A 27 year old man used to wait on the footpath opposite the Tata Cancer Hospital in Central Mumbai. For hours he kept his eyes glued on to the front door to see many poor parents bringing their cancer touched young for curative efforts. From thenineteen fifties the hospital had earned fame not only in India but also in the developed and underdeveloped world for it provided the best cure and was free of cost for poor families.
The young man Harakhchand Savla was not highly educated nor a multimillionaire. He owned or rather inherited a small restaurant in Dadar. For him to watch poor pouring in with their cancer afflicted young ones to the hospital was an unusual passion. In two years time his heart ached to be in a position to do something for the suffering poor. But it grilled his conscience even more to realize his inability due to lack of resources. He could see the poor from villages running around to find where they had to go to register the name and the direction in which the assigned physician had his or her room.
More painful was the plight of the family after the young patient was admitted. The run about to get their patient admitted did not make them even aware of the fire of hunger burning their inside. Soon they realized they were not left with enough money to buy food for each of them. Usually the old mother and father preferred to forgo their lunch or do with one o two buns, the cheapest and most easily available food in the area.
Finally Harakhchand made up his mind. He realized he can do a little to mitigate the pain of young patients. But he can make the members of the attending family happy by providing them food.
The next day he rented out his restaurant, collected a year’s rent to set up his kitchen on the footpath of Kondaji chawl opposite the main entrance of the hospital. His menu was simple such as only one katori dal, five small rotis and one sabji. Most eaters were surprised to hear at the end that it cost them nothing. There was no shed on the foot path as the Municipal Corporation would not allow him to put up a shed. But the men from civic authority, from licensing division and cleanliness divisions allowed him to stay and serve food.

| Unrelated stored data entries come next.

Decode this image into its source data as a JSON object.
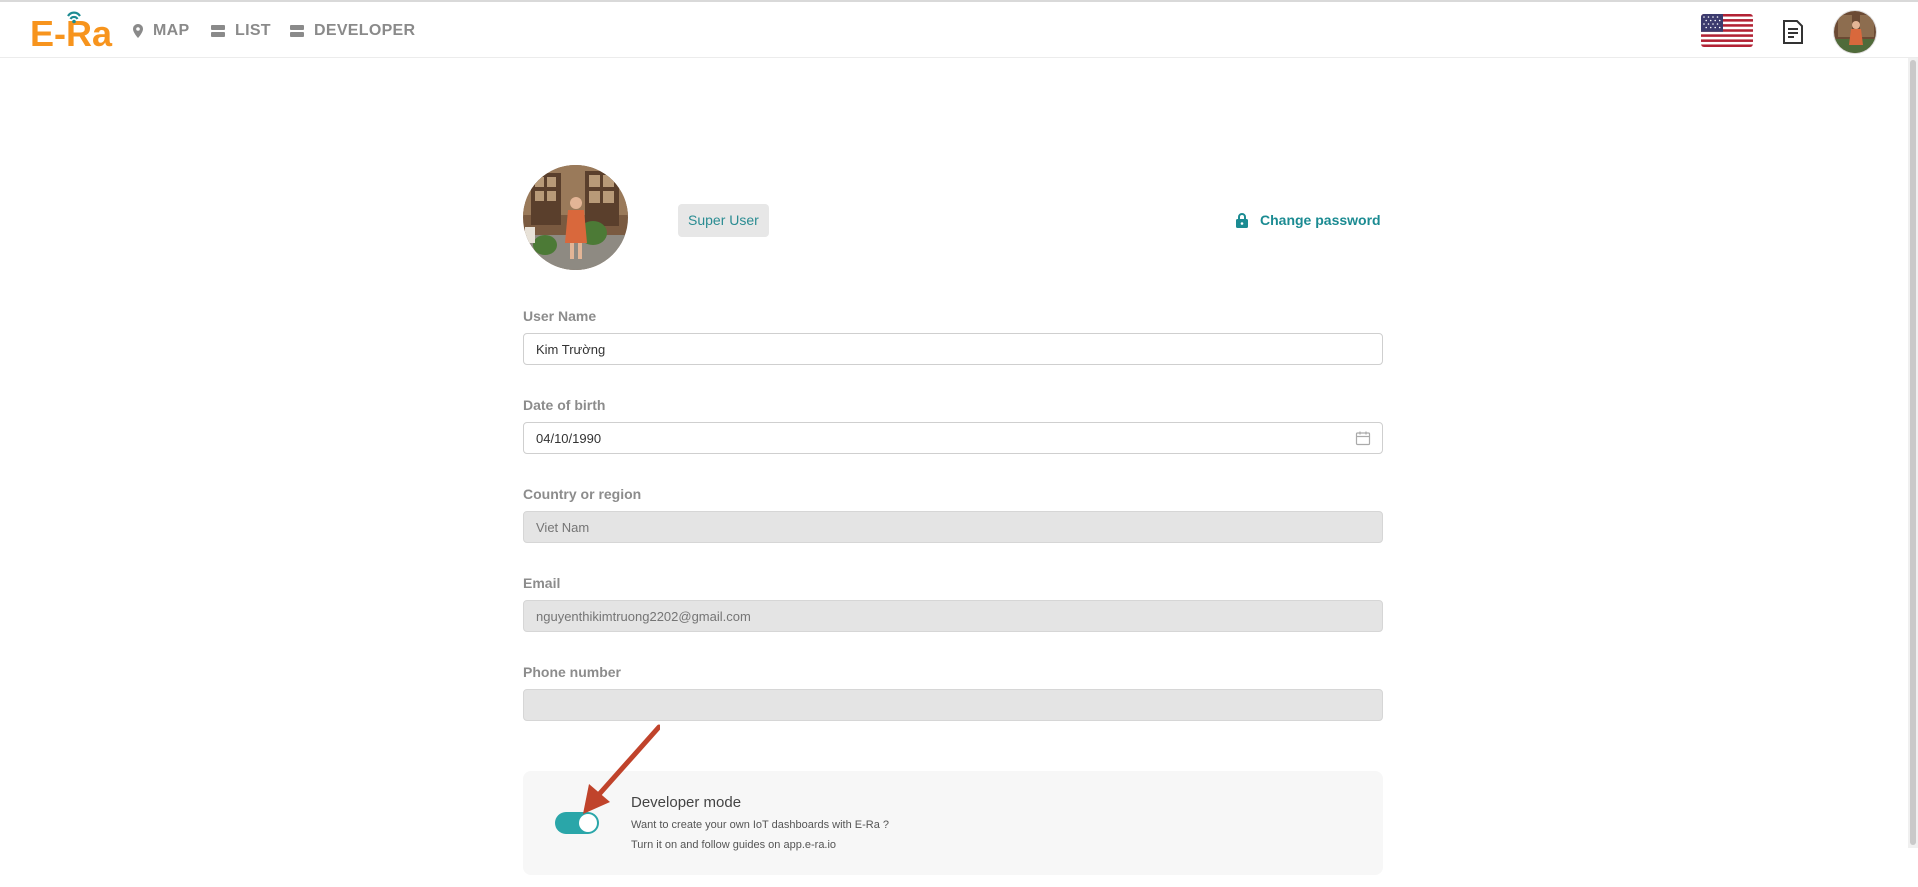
{
  "header": {
    "logo_text": "E-Ra",
    "nav": [
      {
        "label": "MAP",
        "icon": "map-pin-icon"
      },
      {
        "label": "LIST",
        "icon": "list-icon"
      },
      {
        "label": "DEVELOPER",
        "icon": "developer-icon"
      }
    ],
    "language_flag": "us-flag-icon",
    "docs_icon": "document-icon",
    "avatar": "user-avatar"
  },
  "profile": {
    "role_badge": "Super User",
    "change_password_label": "Change password",
    "fields": {
      "username": {
        "label": "User Name",
        "value": "Kim Trường"
      },
      "dob": {
        "label": "Date of birth",
        "value": "04/10/1990"
      },
      "country": {
        "label": "Country or region",
        "placeholder": "Viet Nam"
      },
      "email": {
        "label": "Email",
        "placeholder": "nguyenthikimtruong2202@gmail.com"
      },
      "phone": {
        "label": "Phone number",
        "value": ""
      }
    },
    "developer_mode": {
      "title": "Developer mode",
      "line1": "Want to create your own IoT dashboards with E-Ra ?",
      "line2": "Turn it on and follow guides on app.e-ra.io",
      "enabled": true
    }
  },
  "colors": {
    "brand_orange": "#f7941d",
    "accent_teal": "#1b8b92",
    "toggle_on": "#2aa6a9",
    "annotation_arrow": "#c0432b"
  }
}
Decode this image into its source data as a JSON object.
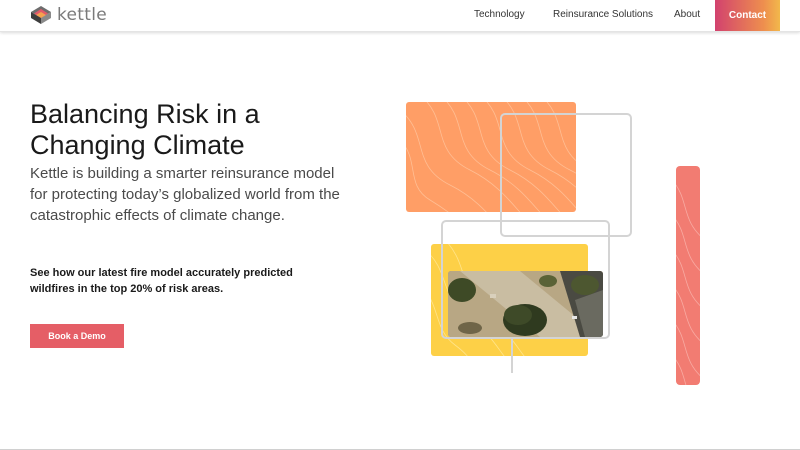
{
  "brand": {
    "name": "kettle"
  },
  "nav": {
    "links": [
      "Technology",
      "Reinsurance Solutions",
      "About"
    ],
    "contact_label": "Contact"
  },
  "hero": {
    "headline_line1": "Balancing Risk in a",
    "headline_line2": "Changing Climate",
    "subtext": "Kettle is building a smarter reinsurance model for protecting today’s globalized world from the catastrophic effects of climate change.",
    "callout": "See how our latest fire model accurately predicted wildfires in the top 20% of risk areas.",
    "cta_label": "Book a Demo"
  },
  "colors": {
    "orange_panel": "#ff9e66",
    "yellow_panel": "#fdd047",
    "coral_bar": "#f27c72",
    "cta": "#e55e66",
    "contact_gradient": [
      "#d2426e",
      "#ee8f4e",
      "#f2b84b"
    ]
  }
}
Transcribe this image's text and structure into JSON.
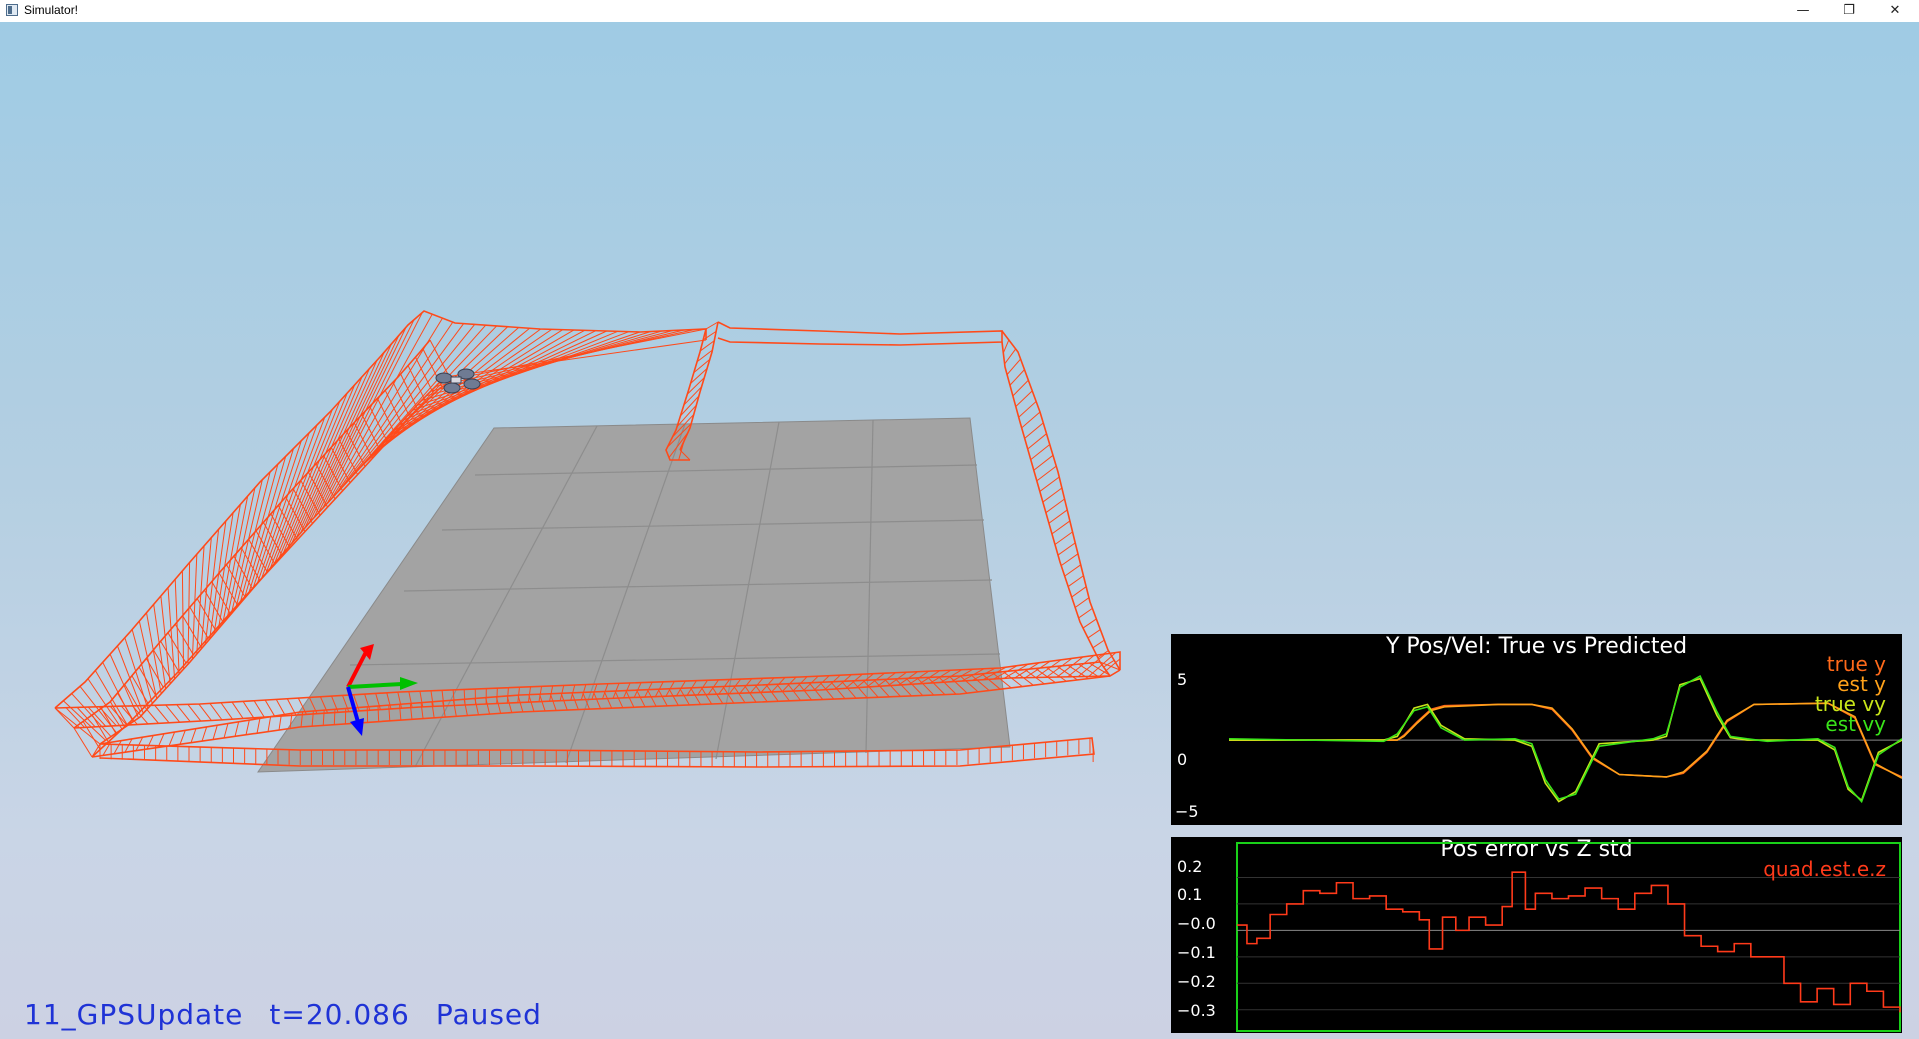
{
  "window": {
    "title": "Simulator!",
    "controls": {
      "minimize": "—",
      "restore": "❐",
      "close": "✕"
    }
  },
  "status": {
    "scenario": "11_GPSUpdate",
    "time": "t=20.086",
    "state": "Paused"
  },
  "colors": {
    "trail": "#ff5a2a",
    "status_text": "#1f33d6",
    "ground": "#a3a3a3",
    "axis_x": "#ff0000",
    "axis_y": "#00c000",
    "axis_z": "#0000ff"
  },
  "chart_data": [
    {
      "type": "line",
      "title": "Y Pos/Vel: True vs Predicted",
      "ylim": [
        -6.5,
        7
      ],
      "yticks": [
        "5",
        "0",
        "−5"
      ],
      "xlim": [
        0,
        20
      ],
      "grid": false,
      "legend": "top-right",
      "series": [
        {
          "name": "true y",
          "color": "#ff6a1a",
          "x": [
            0,
            5,
            5.2,
            5.6,
            6.0,
            6.4,
            8.0,
            9.0,
            9.6,
            10.2,
            10.8,
            11.6,
            13.0,
            13.5,
            14.2,
            14.8,
            15.6,
            17.8,
            18.6,
            19.2,
            20
          ],
          "y": [
            0,
            0,
            0.4,
            1.5,
            2.5,
            2.8,
            2.9,
            2.9,
            2.5,
            0.8,
            -1.5,
            -2.8,
            -3.0,
            -2.7,
            -1.0,
            1.5,
            2.9,
            3.0,
            1.8,
            -2.0,
            -3.0
          ]
        },
        {
          "name": "est y",
          "color": "#ffa21a",
          "x": [
            0,
            5,
            5.2,
            5.6,
            6.0,
            6.4,
            8.0,
            9.0,
            9.6,
            10.2,
            10.8,
            11.6,
            13.0,
            13.5,
            14.2,
            14.8,
            15.6,
            17.8,
            18.6,
            19.2,
            20
          ],
          "y": [
            0,
            0,
            0.3,
            1.4,
            2.4,
            2.7,
            2.9,
            2.9,
            2.6,
            0.9,
            -1.4,
            -2.8,
            -3.0,
            -2.6,
            -0.9,
            1.6,
            2.9,
            3.0,
            1.9,
            -1.9,
            -3.1
          ]
        },
        {
          "name": "true vy",
          "color": "#c8e61a",
          "x": [
            0,
            4.6,
            5.0,
            5.5,
            5.9,
            6.3,
            7.0,
            8.5,
            9.0,
            9.4,
            9.8,
            10.3,
            11.0,
            12.6,
            13.0,
            13.4,
            14.0,
            14.5,
            14.9,
            15.4,
            16.0,
            17.5,
            18.0,
            18.4,
            18.8,
            19.3,
            20
          ],
          "y": [
            0,
            0,
            0.3,
            2.6,
            2.9,
            1.2,
            0.1,
            0,
            -0.5,
            -3.5,
            -5.0,
            -4.2,
            -0.3,
            0,
            0.3,
            4.5,
            5.0,
            2.0,
            0.2,
            0,
            0,
            0,
            -0.8,
            -4.0,
            -4.9,
            -1.0,
            0
          ]
        },
        {
          "name": "est vy",
          "color": "#3ae41a",
          "x": [
            0,
            4.6,
            5.0,
            5.5,
            5.9,
            6.3,
            7.0,
            8.5,
            9.0,
            9.4,
            9.8,
            10.3,
            11.0,
            12.6,
            13.0,
            13.4,
            14.0,
            14.5,
            14.9,
            15.4,
            16.0,
            17.5,
            18.0,
            18.4,
            18.8,
            19.3,
            20
          ],
          "y": [
            0.1,
            -0.1,
            0.5,
            2.4,
            2.7,
            1.0,
            0.0,
            0.1,
            -0.3,
            -3.2,
            -4.8,
            -4.4,
            -0.5,
            0.1,
            0.5,
            4.3,
            5.2,
            2.3,
            0.3,
            0.1,
            -0.1,
            0.1,
            -0.6,
            -3.8,
            -5.0,
            -1.2,
            0.1
          ]
        }
      ]
    },
    {
      "type": "line",
      "title": "Pos error vs Z std",
      "ylim": [
        -0.35,
        0.3
      ],
      "yticks": [
        "0.2",
        "0.1",
        "−0.0",
        "−0.1",
        "−0.2",
        "−0.3"
      ],
      "xlim": [
        0,
        20
      ],
      "grid": true,
      "legend": "top-right",
      "series": [
        {
          "name": "quad.est.e.z",
          "color": "#ff3a1a",
          "x": [
            0,
            0.3,
            0.6,
            1.0,
            1.5,
            2.0,
            2.5,
            3.0,
            3.5,
            4.0,
            4.5,
            5.0,
            5.5,
            5.8,
            6.2,
            6.6,
            7.0,
            7.5,
            8.0,
            8.3,
            8.7,
            9.0,
            9.5,
            10.0,
            10.5,
            11.0,
            11.5,
            12.0,
            12.5,
            13.0,
            13.5,
            14.0,
            14.5,
            15.0,
            15.5,
            16.0,
            16.5,
            17.0,
            17.5,
            18.0,
            18.5,
            19.0,
            19.5,
            20
          ],
          "y": [
            0.02,
            -0.05,
            -0.03,
            0.06,
            0.1,
            0.15,
            0.14,
            0.18,
            0.12,
            0.13,
            0.08,
            0.07,
            0.04,
            -0.07,
            0.05,
            0.0,
            0.05,
            0.02,
            0.09,
            0.22,
            0.08,
            0.14,
            0.12,
            0.13,
            0.16,
            0.12,
            0.08,
            0.14,
            0.17,
            0.1,
            -0.02,
            -0.06,
            -0.08,
            -0.05,
            -0.1,
            -0.1,
            -0.2,
            -0.27,
            -0.22,
            -0.28,
            -0.2,
            -0.23,
            -0.29,
            -0.31
          ]
        }
      ]
    }
  ]
}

It did not matter what season it was, every needy could have a free thali at Harakchand’s place. He did not need to advertise his presence. Beneficiaries sent others and in two years, he was serving 700 needy and hungry attendants of patients from outstation. A few beggars or free loaders attempted to take free food but Harakhchand and his volunteer assistants had an uncanny ability to detect and drive them away.
Initially he was worried over the resources to continue his selfless action. In three months he began to get sufficient donations as fame of his work began to spread. With sufficient resources available, he launched one more service of providing free of cost essential medicines to poor patients. Other chemists in the area followed his example and cut out their profits on essential medicines. He then added a toy and play room for young patients or young attendants coming with their mothers. When others heard of his innovation, they sent toys from their homes. Their children came along with their pet toys to donate here.
The experiment showed that there is no dearth of good hearts to extend their helping hand if someone takes such initiatives. Harakhchand had a golden heart. Even at 60, he goes to his free ‘khanaval’ as boarding houses in Mumbai are known, spends two hours, often handing over food with a rare smile. He has run his service for thirty years now. He often laments his lack of millions of rupees for his yearns for research and development of medicines that can cure cancer without hospitalization.
Food is not the only problem for families that come from distances with their patients. In the West, families can return home after a patient is admitted but the poor of India loathe leaving behind their relations lest some emergency comes up.
All India Institute of Medical Sciences is among the three big research hospitals to attract patients from long distance. The patient’s attending families pass the day sitting around but have to use the open space in the compound that is used during the day as car park, to rest in the night. No thought was given to such a need. Their concerns are often justified as they are called to get emergency medicines at night.
This one man’s great gesture has helped so many families with constraints of finance. His selfless service is truly admirable and inspiring.